In the South, the Ku Klux Klan was among the white groups organizing during those years, and there was “ample evidence” of widespread voter repression and intimidation against Black voters in southern states. Republicans objected to the results in three states, and the Republican congress immediately created a presidential commission to decide disputed votes.
The irregularities were open and notorious. Ballot boxes were stuffed. Fraudulent ballots were printed to trick illiterate Black voters to vote for Democrats. Other Black citizens were intimidated from voting altogether by the Klan and White Knight groups. In South Carolina, 104% of registered voters “voted” — a statistical impossibility. Hayes carried the state by 880 votes. If Tilden had won South Carolina, he would have won the entire election.
Florida and Louisiana still had Republican state governments that year, left over from the Civil War. State Republican leaders were ordered to stall the results until investigations could begin.
The commission wrestled but could decide nothing because it was made up of partisans from both parties. Finally, the Democrats suggested a compromise. It included funding for another leg of the intercontinental railroad, appointing a southerner to the president’s cabinet, helping rebuild the South’s economy, and handing authority over racial issues to state governments, not Congress.

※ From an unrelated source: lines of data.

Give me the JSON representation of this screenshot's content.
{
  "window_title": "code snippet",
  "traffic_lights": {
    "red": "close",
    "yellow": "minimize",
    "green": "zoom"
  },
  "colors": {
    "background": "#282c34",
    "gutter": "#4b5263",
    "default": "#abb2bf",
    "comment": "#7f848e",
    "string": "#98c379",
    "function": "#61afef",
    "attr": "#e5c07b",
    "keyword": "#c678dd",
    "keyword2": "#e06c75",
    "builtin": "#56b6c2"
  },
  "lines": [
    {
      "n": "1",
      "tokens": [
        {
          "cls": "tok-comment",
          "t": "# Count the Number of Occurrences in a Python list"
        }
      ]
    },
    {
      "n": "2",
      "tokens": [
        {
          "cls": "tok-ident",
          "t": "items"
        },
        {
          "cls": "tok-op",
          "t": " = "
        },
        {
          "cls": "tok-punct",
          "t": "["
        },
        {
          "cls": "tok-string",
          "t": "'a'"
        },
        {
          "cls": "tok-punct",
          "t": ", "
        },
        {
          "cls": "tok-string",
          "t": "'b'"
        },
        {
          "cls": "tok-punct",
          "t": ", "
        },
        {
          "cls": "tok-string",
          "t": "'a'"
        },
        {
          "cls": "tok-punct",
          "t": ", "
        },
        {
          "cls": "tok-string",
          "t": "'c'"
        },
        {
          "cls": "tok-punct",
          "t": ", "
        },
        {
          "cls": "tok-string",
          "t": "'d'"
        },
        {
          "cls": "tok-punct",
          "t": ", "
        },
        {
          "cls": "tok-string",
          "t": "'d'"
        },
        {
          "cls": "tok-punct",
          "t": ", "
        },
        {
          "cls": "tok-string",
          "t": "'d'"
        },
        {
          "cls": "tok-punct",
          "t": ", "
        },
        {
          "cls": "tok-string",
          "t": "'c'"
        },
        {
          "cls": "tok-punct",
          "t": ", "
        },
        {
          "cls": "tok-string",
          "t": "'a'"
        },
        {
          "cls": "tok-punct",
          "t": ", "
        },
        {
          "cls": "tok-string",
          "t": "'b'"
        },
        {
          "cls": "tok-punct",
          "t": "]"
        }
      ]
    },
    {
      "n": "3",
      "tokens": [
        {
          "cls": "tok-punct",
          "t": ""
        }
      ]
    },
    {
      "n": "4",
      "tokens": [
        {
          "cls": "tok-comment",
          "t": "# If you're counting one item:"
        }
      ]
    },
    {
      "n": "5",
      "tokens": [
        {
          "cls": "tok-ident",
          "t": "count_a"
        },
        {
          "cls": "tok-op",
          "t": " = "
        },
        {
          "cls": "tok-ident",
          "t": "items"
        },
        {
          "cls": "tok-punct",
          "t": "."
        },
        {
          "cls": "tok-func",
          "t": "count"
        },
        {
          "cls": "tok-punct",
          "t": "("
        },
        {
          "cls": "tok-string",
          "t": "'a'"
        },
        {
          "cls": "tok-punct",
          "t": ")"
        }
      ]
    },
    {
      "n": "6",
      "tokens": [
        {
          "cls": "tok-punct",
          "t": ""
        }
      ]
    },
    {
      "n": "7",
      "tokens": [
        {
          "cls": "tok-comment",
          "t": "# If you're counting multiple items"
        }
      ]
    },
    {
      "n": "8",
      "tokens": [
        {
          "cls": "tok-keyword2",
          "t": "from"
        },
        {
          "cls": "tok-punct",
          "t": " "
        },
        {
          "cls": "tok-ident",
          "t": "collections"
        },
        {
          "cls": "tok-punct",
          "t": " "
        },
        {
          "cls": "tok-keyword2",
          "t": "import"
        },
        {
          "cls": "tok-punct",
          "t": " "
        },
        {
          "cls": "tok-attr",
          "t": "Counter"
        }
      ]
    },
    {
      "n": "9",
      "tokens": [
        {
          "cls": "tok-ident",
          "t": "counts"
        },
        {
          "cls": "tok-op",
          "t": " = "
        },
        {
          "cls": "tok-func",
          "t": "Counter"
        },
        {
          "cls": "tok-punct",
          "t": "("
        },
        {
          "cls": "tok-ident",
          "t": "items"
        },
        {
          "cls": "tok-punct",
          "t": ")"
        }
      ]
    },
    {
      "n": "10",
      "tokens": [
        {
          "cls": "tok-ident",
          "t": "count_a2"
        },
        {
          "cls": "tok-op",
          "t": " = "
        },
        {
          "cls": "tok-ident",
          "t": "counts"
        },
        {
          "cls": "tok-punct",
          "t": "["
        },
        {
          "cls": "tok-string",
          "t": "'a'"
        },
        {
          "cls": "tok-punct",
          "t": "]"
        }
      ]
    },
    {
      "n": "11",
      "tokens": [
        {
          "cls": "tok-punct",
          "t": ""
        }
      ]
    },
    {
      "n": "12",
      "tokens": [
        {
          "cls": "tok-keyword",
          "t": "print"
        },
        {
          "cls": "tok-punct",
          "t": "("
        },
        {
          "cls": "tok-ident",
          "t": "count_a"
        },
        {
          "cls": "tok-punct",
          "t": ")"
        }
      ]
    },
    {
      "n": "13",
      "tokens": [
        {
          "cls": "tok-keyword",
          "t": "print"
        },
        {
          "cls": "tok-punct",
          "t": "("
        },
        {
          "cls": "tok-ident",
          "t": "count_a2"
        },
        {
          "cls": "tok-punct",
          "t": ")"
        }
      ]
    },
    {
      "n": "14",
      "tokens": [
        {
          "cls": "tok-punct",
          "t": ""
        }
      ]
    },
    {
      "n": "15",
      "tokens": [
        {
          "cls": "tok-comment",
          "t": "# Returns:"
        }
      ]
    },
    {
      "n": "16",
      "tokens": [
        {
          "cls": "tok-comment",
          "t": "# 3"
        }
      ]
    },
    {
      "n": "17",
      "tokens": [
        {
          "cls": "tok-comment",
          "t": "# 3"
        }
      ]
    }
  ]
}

Most importantly, in return for the Democrats conceding the election to Hayes, Republicans agreed to withdraw federal troops from the South and to end Reconstruction. Black people throughout the South were left unprotected. Decades of Jim Crow laws, “whites only” signs, lynchings and sporadic beatings began in the South.
An American Apartheid lasted until the success of the civil rights efforts of the 1950s and 1960s.
Hayes lost the 1876 election, but he won the compromise with 185 electoral votes to Tilden’s 184. Hayes was not popular anywhere. In the South and among northern Democrats, Hayes was referred to as “His Fraudulency.”